Model Predictive Control: Shortcomings and Resolutions

Abstract

This thesis is concerned with model predictive control (MPC); a method that approximates solutions of an infinite-horizon optimal control problem by considering a sequence of finite-horizon optimal control problems implemented in a receding horizon fashion. In the standard scheme, one control input is implemented in each iteration, and a new initial state is set for the next finite-horizon. One critical issue within the MPC setup is guaranteeing stability, and much of the literature on the topic is devoted to this, mainly by using classical tools from Lyapunov theory. Such results often rely on suitable terminal ingredients, whose design significantly impacts the performance of MPC. As we explore in this thesis, the issue mentioned is more critical than only performance, and leads to major shortcomings. The main objective of this work is to mathematically describe the source of some of these issues, and provide some resolutions. In particular, we present a novel MPC scheme with relaxed stability criteria, based on generalized control Lyapunov functions.

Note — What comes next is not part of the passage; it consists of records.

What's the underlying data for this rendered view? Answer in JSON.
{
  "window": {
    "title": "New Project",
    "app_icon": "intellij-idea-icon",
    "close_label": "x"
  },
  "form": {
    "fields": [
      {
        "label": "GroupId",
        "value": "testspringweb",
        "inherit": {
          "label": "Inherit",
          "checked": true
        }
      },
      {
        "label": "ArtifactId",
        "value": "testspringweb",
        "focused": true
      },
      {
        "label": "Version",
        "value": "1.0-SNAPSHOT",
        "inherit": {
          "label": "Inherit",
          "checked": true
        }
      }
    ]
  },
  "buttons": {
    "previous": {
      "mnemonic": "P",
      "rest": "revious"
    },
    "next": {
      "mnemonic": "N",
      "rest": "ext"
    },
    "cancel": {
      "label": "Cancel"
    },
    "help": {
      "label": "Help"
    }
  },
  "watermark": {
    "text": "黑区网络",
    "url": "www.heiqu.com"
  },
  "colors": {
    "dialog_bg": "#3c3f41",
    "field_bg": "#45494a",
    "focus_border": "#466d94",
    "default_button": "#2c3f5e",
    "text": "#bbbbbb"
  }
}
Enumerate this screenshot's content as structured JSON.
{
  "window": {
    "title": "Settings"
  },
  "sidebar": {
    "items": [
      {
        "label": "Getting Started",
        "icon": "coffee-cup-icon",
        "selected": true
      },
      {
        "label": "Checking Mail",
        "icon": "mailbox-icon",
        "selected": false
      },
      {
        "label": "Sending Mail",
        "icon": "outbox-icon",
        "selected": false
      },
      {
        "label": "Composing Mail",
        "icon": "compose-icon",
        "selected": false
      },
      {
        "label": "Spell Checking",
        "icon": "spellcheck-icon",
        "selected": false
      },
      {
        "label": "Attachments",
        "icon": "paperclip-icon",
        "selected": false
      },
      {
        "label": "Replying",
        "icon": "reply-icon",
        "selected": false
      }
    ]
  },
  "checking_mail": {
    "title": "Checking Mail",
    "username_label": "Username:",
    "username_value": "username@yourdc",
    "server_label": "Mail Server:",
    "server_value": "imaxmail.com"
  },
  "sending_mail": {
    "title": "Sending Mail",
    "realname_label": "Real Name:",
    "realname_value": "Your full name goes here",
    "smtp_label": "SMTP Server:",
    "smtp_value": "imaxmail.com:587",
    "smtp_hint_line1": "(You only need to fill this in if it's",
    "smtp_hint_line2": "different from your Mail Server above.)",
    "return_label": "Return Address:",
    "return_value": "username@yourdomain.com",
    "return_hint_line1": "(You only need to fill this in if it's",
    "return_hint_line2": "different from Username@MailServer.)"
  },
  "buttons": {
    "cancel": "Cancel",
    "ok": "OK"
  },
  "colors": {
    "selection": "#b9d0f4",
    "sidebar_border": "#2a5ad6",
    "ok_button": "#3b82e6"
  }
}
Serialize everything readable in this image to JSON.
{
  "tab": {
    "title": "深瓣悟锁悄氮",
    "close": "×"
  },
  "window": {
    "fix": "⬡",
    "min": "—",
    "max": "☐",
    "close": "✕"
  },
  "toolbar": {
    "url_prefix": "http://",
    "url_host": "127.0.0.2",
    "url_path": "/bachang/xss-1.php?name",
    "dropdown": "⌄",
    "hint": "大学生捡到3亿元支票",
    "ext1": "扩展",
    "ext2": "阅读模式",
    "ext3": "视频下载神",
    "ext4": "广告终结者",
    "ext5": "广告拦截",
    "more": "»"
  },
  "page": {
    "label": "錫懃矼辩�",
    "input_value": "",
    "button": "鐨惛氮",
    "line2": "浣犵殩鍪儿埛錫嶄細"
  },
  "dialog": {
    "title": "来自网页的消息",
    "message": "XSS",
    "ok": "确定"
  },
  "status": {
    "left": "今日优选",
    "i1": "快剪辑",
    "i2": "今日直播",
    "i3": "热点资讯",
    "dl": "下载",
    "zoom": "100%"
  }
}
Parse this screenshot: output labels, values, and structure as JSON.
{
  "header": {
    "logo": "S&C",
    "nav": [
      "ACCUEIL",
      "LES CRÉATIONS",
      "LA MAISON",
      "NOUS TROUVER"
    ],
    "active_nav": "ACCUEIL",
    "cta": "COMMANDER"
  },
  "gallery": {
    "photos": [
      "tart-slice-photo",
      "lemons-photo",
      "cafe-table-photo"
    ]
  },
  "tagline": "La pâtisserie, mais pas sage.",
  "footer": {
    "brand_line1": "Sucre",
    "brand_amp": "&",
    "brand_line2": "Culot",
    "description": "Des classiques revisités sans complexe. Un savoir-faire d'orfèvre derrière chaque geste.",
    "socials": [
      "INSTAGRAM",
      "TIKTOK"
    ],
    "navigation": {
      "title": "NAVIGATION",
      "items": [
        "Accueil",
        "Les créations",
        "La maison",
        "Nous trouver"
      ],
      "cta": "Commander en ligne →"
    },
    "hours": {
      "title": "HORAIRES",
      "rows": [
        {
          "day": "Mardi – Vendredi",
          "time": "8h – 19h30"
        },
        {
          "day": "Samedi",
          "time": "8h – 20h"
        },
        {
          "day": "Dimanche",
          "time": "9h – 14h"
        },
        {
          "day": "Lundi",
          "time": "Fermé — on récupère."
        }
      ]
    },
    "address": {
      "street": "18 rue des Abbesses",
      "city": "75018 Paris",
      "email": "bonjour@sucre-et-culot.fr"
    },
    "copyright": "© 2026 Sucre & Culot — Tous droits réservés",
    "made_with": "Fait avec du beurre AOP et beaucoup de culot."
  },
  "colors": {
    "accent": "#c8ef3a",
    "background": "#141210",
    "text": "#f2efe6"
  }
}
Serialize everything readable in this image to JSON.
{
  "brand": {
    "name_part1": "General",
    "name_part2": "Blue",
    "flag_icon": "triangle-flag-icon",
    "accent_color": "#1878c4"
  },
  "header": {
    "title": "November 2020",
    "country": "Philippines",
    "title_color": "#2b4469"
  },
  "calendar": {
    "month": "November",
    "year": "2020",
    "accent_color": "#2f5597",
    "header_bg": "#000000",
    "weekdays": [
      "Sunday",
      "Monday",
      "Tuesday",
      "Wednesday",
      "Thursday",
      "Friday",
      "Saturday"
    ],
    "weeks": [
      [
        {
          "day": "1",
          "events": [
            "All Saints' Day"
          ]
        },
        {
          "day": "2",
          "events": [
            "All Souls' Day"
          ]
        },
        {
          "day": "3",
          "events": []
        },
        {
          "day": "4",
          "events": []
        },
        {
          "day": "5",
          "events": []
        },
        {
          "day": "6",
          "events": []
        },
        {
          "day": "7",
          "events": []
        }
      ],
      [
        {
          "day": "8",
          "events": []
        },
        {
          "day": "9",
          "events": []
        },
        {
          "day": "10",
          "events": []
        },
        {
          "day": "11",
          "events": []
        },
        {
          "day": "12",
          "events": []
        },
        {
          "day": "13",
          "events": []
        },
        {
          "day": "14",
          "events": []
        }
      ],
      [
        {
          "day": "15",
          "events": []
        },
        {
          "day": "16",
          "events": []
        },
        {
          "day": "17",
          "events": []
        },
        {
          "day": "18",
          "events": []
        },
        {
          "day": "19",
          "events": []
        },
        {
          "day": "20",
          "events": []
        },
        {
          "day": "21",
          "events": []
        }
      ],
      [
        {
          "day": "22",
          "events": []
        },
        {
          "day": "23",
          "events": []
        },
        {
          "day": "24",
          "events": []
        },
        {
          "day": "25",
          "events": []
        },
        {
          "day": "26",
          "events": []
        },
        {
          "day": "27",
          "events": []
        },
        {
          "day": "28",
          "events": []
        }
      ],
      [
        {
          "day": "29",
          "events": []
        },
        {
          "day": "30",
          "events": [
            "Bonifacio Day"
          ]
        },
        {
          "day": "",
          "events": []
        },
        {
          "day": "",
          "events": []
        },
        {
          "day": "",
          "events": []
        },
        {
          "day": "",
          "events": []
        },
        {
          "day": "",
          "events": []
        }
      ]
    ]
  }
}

Most notably, this scheme allows for implementing a flexible number of control inputs in each iteration, in a computationally attractive manner, while guaranteeing recursive feasibility and stability. The advantages of our flexible-step implementation are demonstrated on nonholonomic systems, switched systems and lastly, in the setting of adaptive control. Specifically, we provide a systematic method for constructing generalized control Lyapunov functions for the novel MPC scheme in the case of linear systems. When the true linear system is unknown, generating terminal conditions is not possible. In fact, even when the estimation of the unknown system matrices is done through solving a least-squares problem, existing results that guarantee stabilizing controls rely on unnatural choices of terminal costs. We present an extension of our MPC scheme to the unknown setting and show convergence to the origin of the closed-loop system.